Do you mean to say that if I register now, i.e. after the first week of the tax year, I won’t be able to make voluntary class 2 NICs to get a year’s credit for State Pension? If so, do you know why this is the case?
I’ve just been offered a small amount of freelance work, and intended registering as self-employed, both to make it straightforward to submit an invoice, as well as to avail myself of the Class 2 opportunity.
If you’re gonna go Class 2 (which implies your SE profit for the year is under £6,365) then you need to pay for all 52 weeks of the year. Part years don’t count*. You have no worries about not having done it yet. You have until October in your business’s second year to register.
A moment’s reflection will show that you need to register as SE from (and including) 6th April this year running through to and including 5th April 2020, and no less.
It doesn’t matter if you made all your money in some fast and furious one day hit. That’s the joy of being self-employed, and since you aren’t claiming benefits you don’t have to show some minimum profit. You can make a loss.
Note that I have been unable to find a definite statement that only full years count with Class 2 NI. I make that claim only because at the beginning of my working life I had a year that is not full, it does not count as a year for NI or my SP. It is true that I stopped working at the end of June 2012 but my NI for 2012/13 is good. This is because I paid a shocking amount of NI through PAYE. It appears that
and I easily earned that much between April and the end of June in 2012.

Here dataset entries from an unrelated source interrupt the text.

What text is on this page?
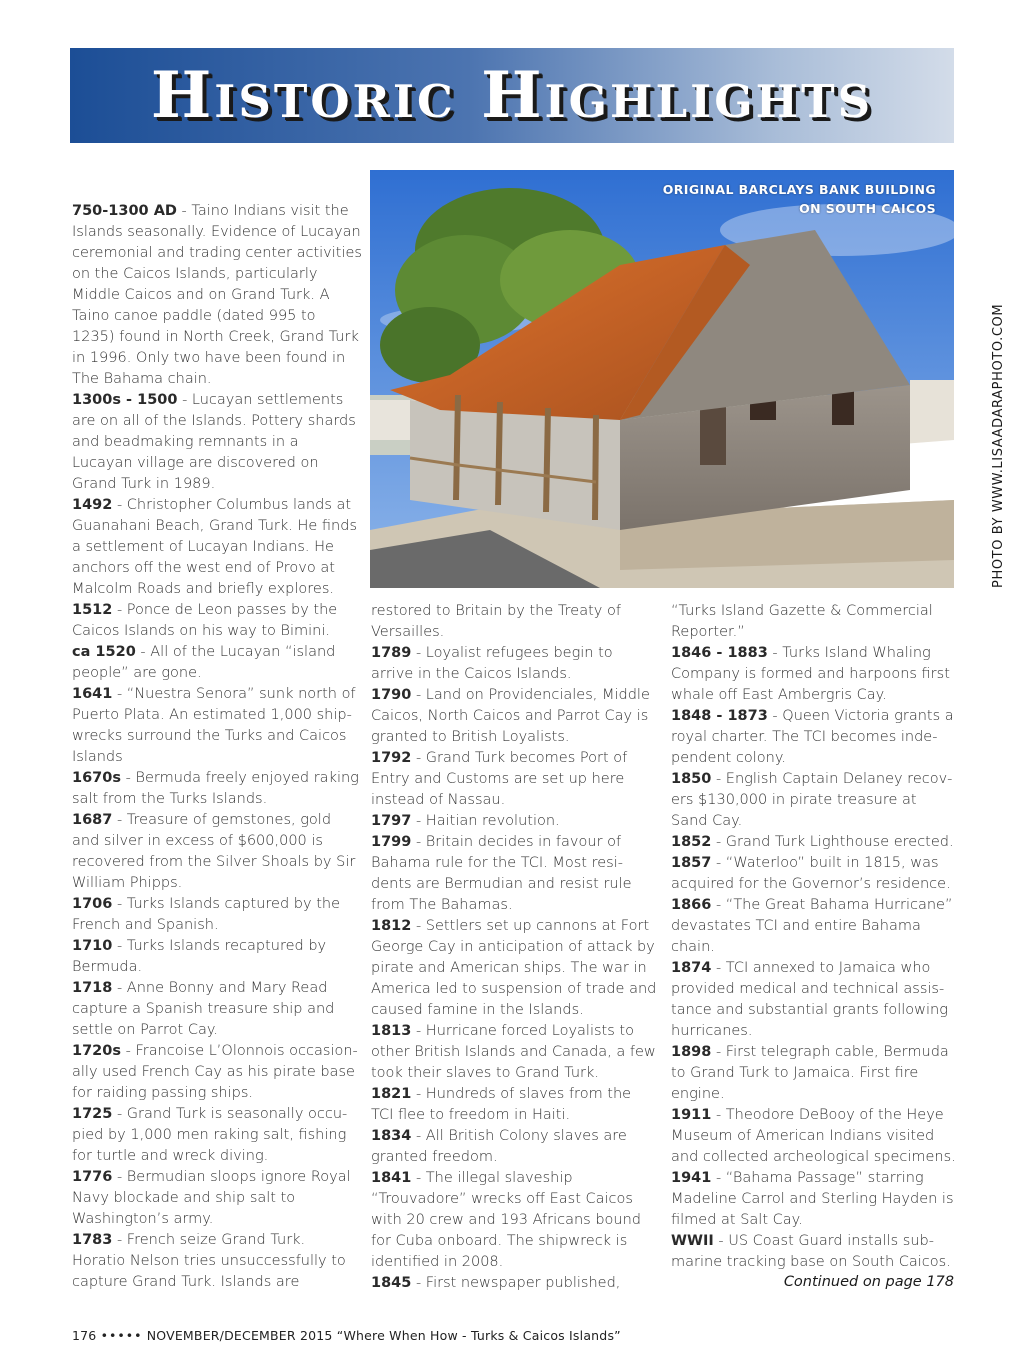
Historic Highlights
ORIGINAL BARCLAYS BANK BUILDING
ON SOUTH CAICOS
PHOTO BY WWW.LISAADARAPHOTO.COM
750-1300 AD - Taino Indians visit the Islands seasonally. Evidence of Lucayan ceremonial and trading center activities on the Caicos Islands, particularly Middle Caicos and on Grand Turk. A Taino canoe paddle (dated 995 to 1235) found in North Creek, Grand Turk in 1996. Only two have been found in The Bahama chain.
1300s - 1500 - Lucayan settlements are on all of the Islands. Pottery shards and beadmaking remnants in a Lucayan village are discovered on Grand Turk in 1989.
1492 - Christopher Columbus lands at Guanahani Beach, Grand Turk. He finds a settlement of Lucayan Indians. He anchors off the west end of Provo at Malcolm Roads and briefly explores.
1512 - Ponce de Leon passes by the Caicos Islands on his way to Bimini.
ca 1520 - All of the Lucayan “island people” are gone.
1641 - “Nuestra Senora” sunk north of Puerto Plata. An estimated 1,000 ship-wrecks surround the Turks and Caicos Islands
1670s - Bermuda freely enjoyed raking salt from the Turks Islands.
1687 - Treasure of gemstones, gold and silver in excess of $600,000 is recovered from the Silver Shoals by Sir William Phipps.
1706 - Turks Islands captured by the French and Spanish.
1710 - Turks Islands recaptured by Bermuda.
1718 - Anne Bonny and Mary Read capture a Spanish treasure ship and settle on Parrot Cay.
1720s - Francoise L’Olonnois occasion-ally used French Cay as his pirate base for raiding passing ships.
1725 - Grand Turk is seasonally occu-pied by 1,000 men raking salt, fishing for turtle and wreck diving.
1776 - Bermudian sloops ignore Royal Navy blockade and ship salt to Washington’s army.
1783 - French seize Grand Turk. Horatio Nelson tries unsuccessfully to capture Grand Turk. Islands are
restored to Britain by the Treaty of Versailles.
1789 - Loyalist refugees begin to arrive in the Caicos Islands.
1790 - Land on Providenciales, Middle Caicos, North Caicos and Parrot Cay is granted to British Loyalists.
1792 - Grand Turk becomes Port of Entry and Customs are set up here instead of Nassau.
1797 - Haitian revolution.
1799 - Britain decides in favour of Bahama rule for the TCI. Most resi-dents are Bermudian and resist rule from The Bahamas.
1812 - Settlers set up cannons at Fort George Cay in anticipation of attack by pirate and American ships. The war in America led to suspension of trade and caused famine in the Islands.
1813 - Hurricane forced Loyalists to other British Islands and Canada, a few took their slaves to Grand Turk.
1821 - Hundreds of slaves from the TCI flee to freedom in Haiti.
1834 - All British Colony slaves are granted freedom.
1841 - The illegal slaveship “Trouvadore” wrecks off East Caicos with 20 crew and 193 Africans bound for Cuba onboard. The shipwreck is identified in 2008.
1845 - First newspaper published,
“Turks Island Gazette & Commercial Reporter.”
1846 - 1883 - Turks Island Whaling Company is formed and harpoons first whale off East Ambergris Cay.
1848 - 1873 - Queen Victoria grants a royal charter. The TCI becomes inde-pendent colony.
1850 - English Captain Delaney recov-ers $130,000 in pirate treasure at Sand Cay.
1852 - Grand Turk Lighthouse erected.
1857 - “Waterloo” built in 1815, was acquired for the Governor’s residence.
1866 - “The Great Bahama Hurricane” devastates TCI and entire Bahama chain.
1874 - TCI annexed to Jamaica who provided medical and technical assis-tance and substantial grants following hurricanes.
1898 - First telegraph cable, Bermuda to Grand Turk to Jamaica. First fire engine.
1911 - Theodore DeBooy of the Heye Museum of American Indians visited and collected archeological specimens.
1941 - “Bahama Passage” starring Madeline Carrol and Sterling Hayden is filmed at Salt Cay.
WWII - US Coast Guard installs sub-marine tracking base on South Caicos.
Continued on page 178
176 ••••• NOVEMBER/DECEMBER 2015 “Where When How - Turks & Caicos Islands”
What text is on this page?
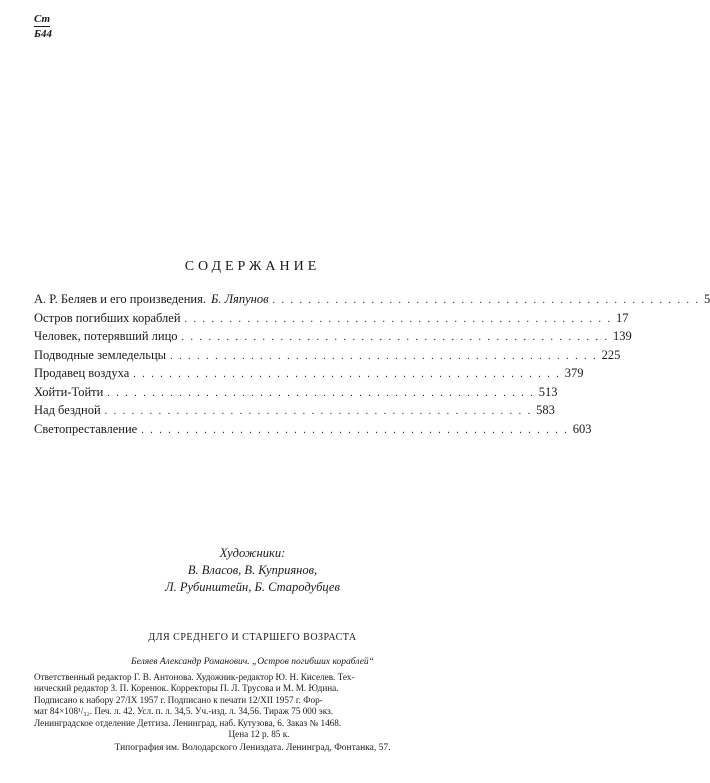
Ст
Б44
СОДЕРЖАНИЕ
А. Р. Беляев и его произведения. Б. Ляпунов . . . . . . . . . . . . . . . . . . . . . . . . . . . . . . . . . . . . . . . . . . . . . . . . 5
Остров погибших кораблей . . . . . . . . . . . . . . . . . . . . . . . . . . . . . . . . . . . . . . . . . . . . . . . . 17
Человек, потерявший лицо . . . . . . . . . . . . . . . . . . . . . . . . . . . . . . . . . . . . . . . . . . . . . . . . 139
Подводные земледельцы . . . . . . . . . . . . . . . . . . . . . . . . . . . . . . . . . . . . . . . . . . . . . . . . 225
Продавец воздуха . . . . . . . . . . . . . . . . . . . . . . . . . . . . . . . . . . . . . . . . . . . . . . . . 379
Хойти-Тойти . . . . . . . . . . . . . . . . . . . . . . . . . . . . . . . . . . . . . . . . . . . . . . . . 513
Над бездной . . . . . . . . . . . . . . . . . . . . . . . . . . . . . . . . . . . . . . . . . . . . . . . . 583
Светопреставление . . . . . . . . . . . . . . . . . . . . . . . . . . . . . . . . . . . . . . . . . . . . . . . . 603
Художники:
В. Власов, В. Куприянов,
Л. Рубинштейн, Б. Стародубцев
ДЛЯ СРЕДНЕГО И СТАРШЕГО ВОЗРАСТА
Беляев Александр Романович. „Остров погибших кораблей“
Ответственный редактор Г. В. Антонова. Художник-редактор Ю. Н. Киселев. Тех-
нический редактор З. П. Коренюк. Корректоры П. Л. Трусова и М. М. Юдина.
Подписано к набору 27/IX 1957 г. Подписано к печати 12/XII 1957 г. Фор-
мат 84×108¹/₃₂. Печ. л. 42. Усл. п. л. 34,5. Уч.-изд. л. 34,56. Тираж 75 000 экз.
Ленинградское отделение Детгиза. Ленинград, наб. Кутузова, 6. Заказ № 1468.
Цена 12 р. 85 к.
Типография им. Володарского Лениздата. Ленинград, Фонтанка, 57.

* Back to Class 2 NI – make ’em full years or do the research to find out if you can butt together half of one tax year and half another, or even itty bitty weeks across several years. And please let me know, I believe that is not the case. So take appropriate action in determining your specific period of self-employment 😉 All it has to do is cover the period when you issue the invoices and buy services or supplies should you be claiming these as allowable expenses. It can cover a longer period should you so wish, you aren’t doing anything wrong…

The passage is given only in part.